On vit alors des distilleries d’asphodèle s’établir en France, en Algérie, en Espagne, en Italie. Près de Montpellier il était distillé en grand dans l’établissement de M. Versier à Pignace. En 1853 une société s’était constituée à Gênes, pour l’exploitation de cette industrie dans l’île de Sardaigne. Sur le territoire italien, à Palerme c’est un français, M. Guibert qui avec le concours de riche propriétaire, forme un établissement qui distillera 40 hectolitres par jour. A Rome et en Toscane la distillation d’asphodèle vient prendre rang parmi les industries nationales. A Livourne, à Orbitelo, une société franco-italienne, grâce aux concessions qu’elle a obtenues des gouvernements de Toscane et de Parme, du droit d’arracher l’asphodèle sur plus de 50.000 ha, prélude au plan de ses opérations, en construisant sur le port de Porto-San-Stephano une usine pour une production de 48 hectolitre d’alcool par 24h.

En sus de la distillation fut reconnu la possibilité d’utiliser les résidus pour la confection des pâtes à papier ou à carton, et la tige et les feuilles pour en tirer une matière première textile.

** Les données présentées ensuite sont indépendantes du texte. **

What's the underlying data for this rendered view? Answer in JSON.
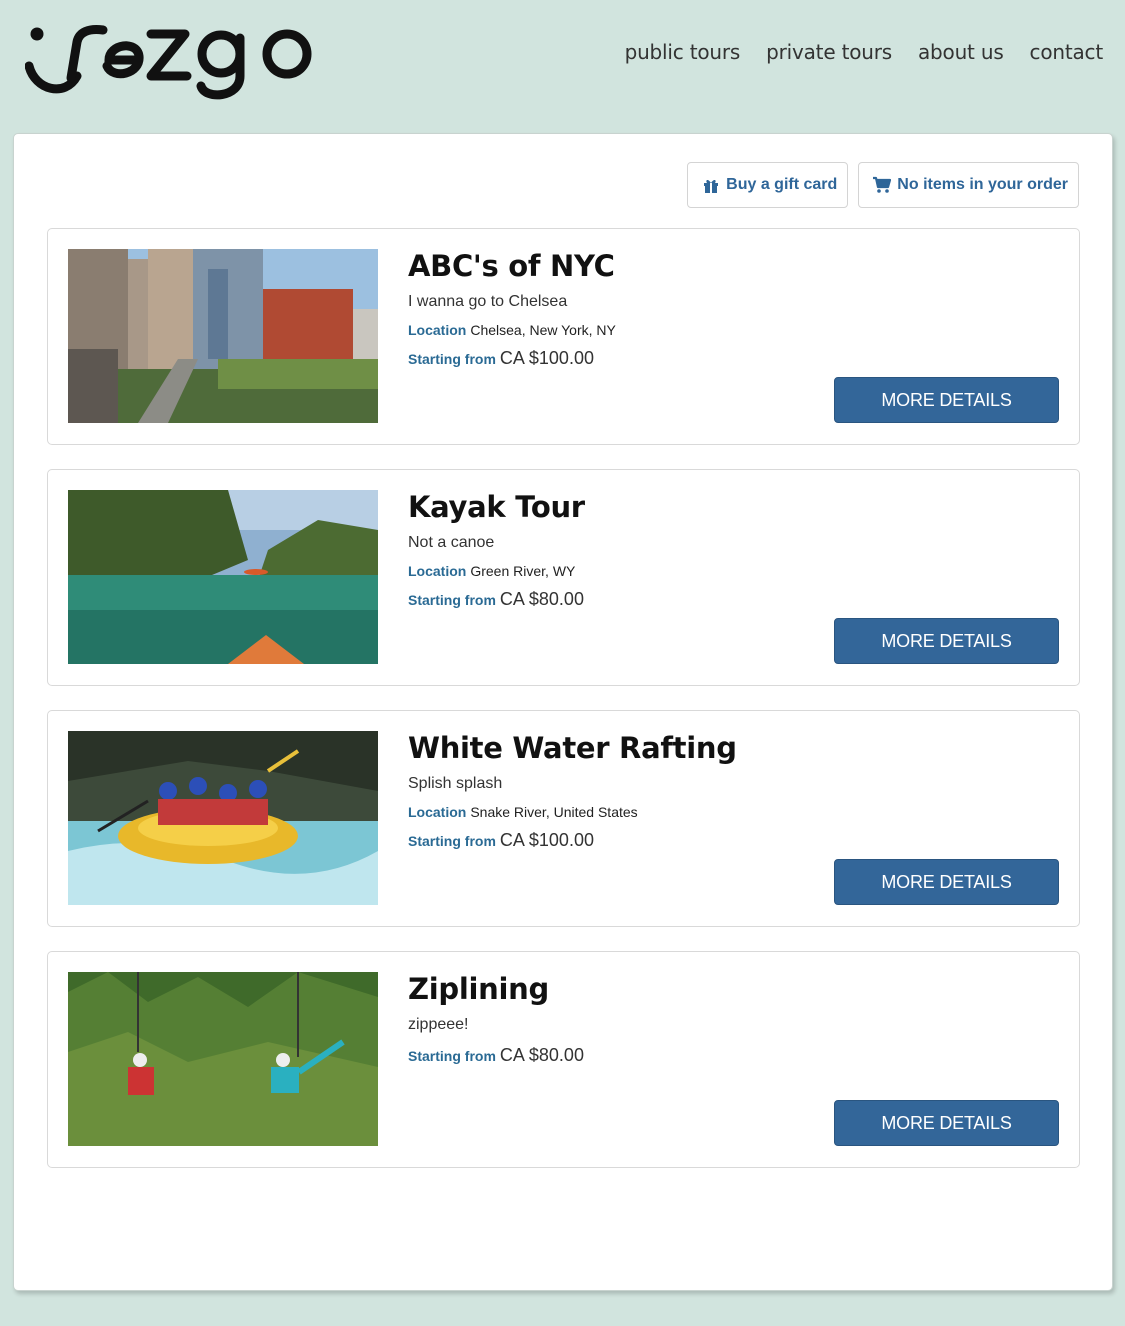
{
  "nav": {
    "items": [
      "public tours",
      "private tours",
      "about us",
      "contact"
    ]
  },
  "logo": {
    "text": "rezgo",
    "icon": "rezgo-logo"
  },
  "top_buttons": {
    "gift": {
      "label": "Buy a gift card",
      "icon": "gift-icon"
    },
    "cart": {
      "label": "No items in your order",
      "icon": "cart-icon"
    }
  },
  "labels": {
    "location": "Location",
    "starting_from": "Starting from",
    "more_details": "MORE DETAILS"
  },
  "tours": [
    {
      "title": "ABC's of NYC",
      "subtitle": "I wanna go to Chelsea",
      "location": "Chelsea, New York, NY",
      "price": "CA $100.00"
    },
    {
      "title": "Kayak Tour",
      "subtitle": "Not a canoe",
      "location": "Green River, WY",
      "price": "CA $80.00"
    },
    {
      "title": "White Water Rafting",
      "subtitle": "Splish splash",
      "location": "Snake River, United States",
      "price": "CA $100.00"
    },
    {
      "title": "Ziplining",
      "subtitle": "zippeee!",
      "price": "CA $80.00"
    }
  ],
  "colors": {
    "page_bg": "#d1e4de",
    "accent": "#336699",
    "label_blue": "#2a6a94"
  }
}
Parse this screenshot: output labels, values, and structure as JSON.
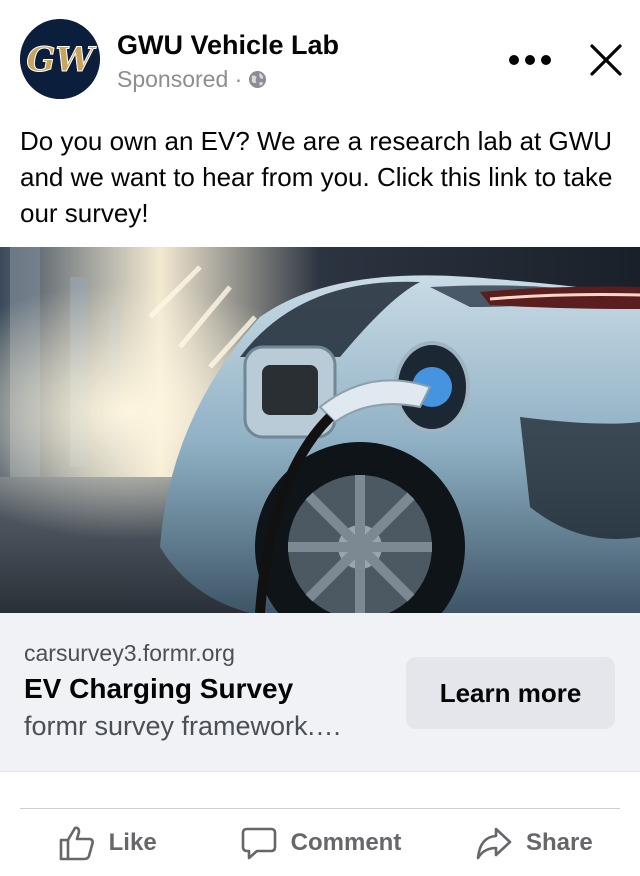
{
  "header": {
    "page_name": "GWU Vehicle Lab",
    "sponsored_label": "Sponsored ·",
    "avatar_monogram": "GW"
  },
  "post": {
    "text": "Do you own an EV? We are a research lab at GWU and we want to hear from you. Click this link to take our survey!"
  },
  "link_preview": {
    "domain": "carsurvey3.formr.org",
    "title": "EV Charging Survey",
    "description": "formr survey framework.…",
    "cta_label": "Learn more"
  },
  "actions": [
    {
      "label": "Like",
      "icon": "thumbs-up-icon"
    },
    {
      "label": "Comment",
      "icon": "comment-icon"
    },
    {
      "label": "Share",
      "icon": "share-icon"
    }
  ],
  "colors": {
    "avatar_bg": "#0b1f3d",
    "avatar_gold": "#c8a45c",
    "secondary_text": "#65676b",
    "card_bg": "#f0f2f5",
    "button_bg": "#e4e6eb"
  }
}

Malgré la perspective de tant de débouchés et le vaste projet de mise en culture d’ « asphodelières », « la plante resta dans une relative indifférence et tout semblait devoir le condamner à une faveur éphémère, dont par hasard et passagèrement l’on avait accepté les bienfait »[7]

Alors les asphodèles dodelinent toujours sur les vastes prairies méditerranéennes, comme des âmes en peine… Y prête-t-on encore attention ? Mais oui vous dira l’agapanthe de l’asphodèle, Agapanthia asphodeli, un petit coléoptère aux longues antennes, qui en a fait le refuge de ses amours et de ses petits.

© Véronique Mure

 

[1] · Hésiode, Théogonie: 725; 767; 795 ; Homère, Odyssée: X, 513; XIV, 10 ; Virgile, Enéide: VI

[2] Brout Nicolette. La mauve ou l’asphodèle ou comment manger pour s’élever au-dessus de la condition humaine. In: Dialogues d’histoire ancienne. Vol. 29 N°2, 2003. pp. 97-108.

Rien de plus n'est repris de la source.